Along the way, her daughter Sy graduated from high school and began studying at UT-Arlington, where she had a double major in the communications field studying public relations and journalism.
The two would take over the dining room table for studying. Sy would help her mother work on English skills. Ndaw would advise her daughter on which classes to take and which to avoid.
Sy enjoyed bonding with her mother over school work. It meant helping each other out. Sy, who still lives at home, would pitch in to cook or drive her younger sisters to school events.
The chaotic college life was more manageable because they had each other, Sy said. But it could get awkward. She recalled walking across campus one day and suddenly spotting her mother deep in conversation with a group of young students.
“It was funny for a moment because I saw her and she was just this regular college student,” Sy said. “But then she saw me and just beamed like a mom and yelled, ‘Awa! Awa! Come meet my friends!’”
Sy, 23, faced her own challenges as she worked toward her degree. She has Crohn’s disease and was hospitalized for most of November 2018 because of complications. That semester was a wash.
Though frustrated, Sy said she never considered quitting — just adapting. She dropped one of her majors so her graduation would only be delayed one semester.
“My mother taught me that you can always push through and do things on your own time and in your own way,” she said.
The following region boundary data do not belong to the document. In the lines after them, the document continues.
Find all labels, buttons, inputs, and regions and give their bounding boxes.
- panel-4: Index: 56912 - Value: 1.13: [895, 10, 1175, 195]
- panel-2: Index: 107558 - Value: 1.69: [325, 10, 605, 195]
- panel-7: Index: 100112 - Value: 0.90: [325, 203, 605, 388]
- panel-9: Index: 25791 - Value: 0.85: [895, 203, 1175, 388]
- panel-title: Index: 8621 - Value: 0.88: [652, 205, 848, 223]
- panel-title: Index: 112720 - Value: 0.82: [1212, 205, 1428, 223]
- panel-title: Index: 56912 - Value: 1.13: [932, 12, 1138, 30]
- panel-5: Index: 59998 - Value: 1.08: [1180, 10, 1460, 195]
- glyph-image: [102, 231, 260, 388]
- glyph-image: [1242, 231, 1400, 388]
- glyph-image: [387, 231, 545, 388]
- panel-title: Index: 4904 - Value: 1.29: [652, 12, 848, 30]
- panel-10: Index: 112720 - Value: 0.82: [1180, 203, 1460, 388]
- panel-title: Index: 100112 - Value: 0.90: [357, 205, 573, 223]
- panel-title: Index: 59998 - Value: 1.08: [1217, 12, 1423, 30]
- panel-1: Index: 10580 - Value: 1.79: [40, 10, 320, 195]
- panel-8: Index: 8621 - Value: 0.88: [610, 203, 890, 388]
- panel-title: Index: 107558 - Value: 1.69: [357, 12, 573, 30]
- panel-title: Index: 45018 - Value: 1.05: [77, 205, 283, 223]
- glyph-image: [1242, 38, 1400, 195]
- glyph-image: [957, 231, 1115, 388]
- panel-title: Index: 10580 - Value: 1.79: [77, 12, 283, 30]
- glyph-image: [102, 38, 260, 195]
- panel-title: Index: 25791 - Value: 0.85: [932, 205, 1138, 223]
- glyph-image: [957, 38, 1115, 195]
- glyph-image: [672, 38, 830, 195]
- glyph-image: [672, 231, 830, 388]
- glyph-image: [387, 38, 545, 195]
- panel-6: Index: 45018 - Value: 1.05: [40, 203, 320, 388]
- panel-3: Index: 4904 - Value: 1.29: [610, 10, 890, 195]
The change meant Sy would cross the stage the same day as Ndaw. She’d brag to anyone who asked about her own graduation that the day was even more important because her mom was earning a master’s.
Their constant focus on academics inspired Ndaw’s husband — Cheikh Sy — to go back to school to study computer engineering. He’ll be attending UT-Arlington with the couple’s second oldest, who learned she was accepted to the university while the family was at the graduation services.
While graduation day was theirs to share, Ndaw could not stop bragging on her daughter’s accomplishments and boasting that Sy would soon be starting an internship at a Dallas public relations firm.
“I’m just really proud of her,” Ndaw said. “She knows the things I brought with me from my parents — the belief that education is everything. And I know that she and all my daughters can do anything.”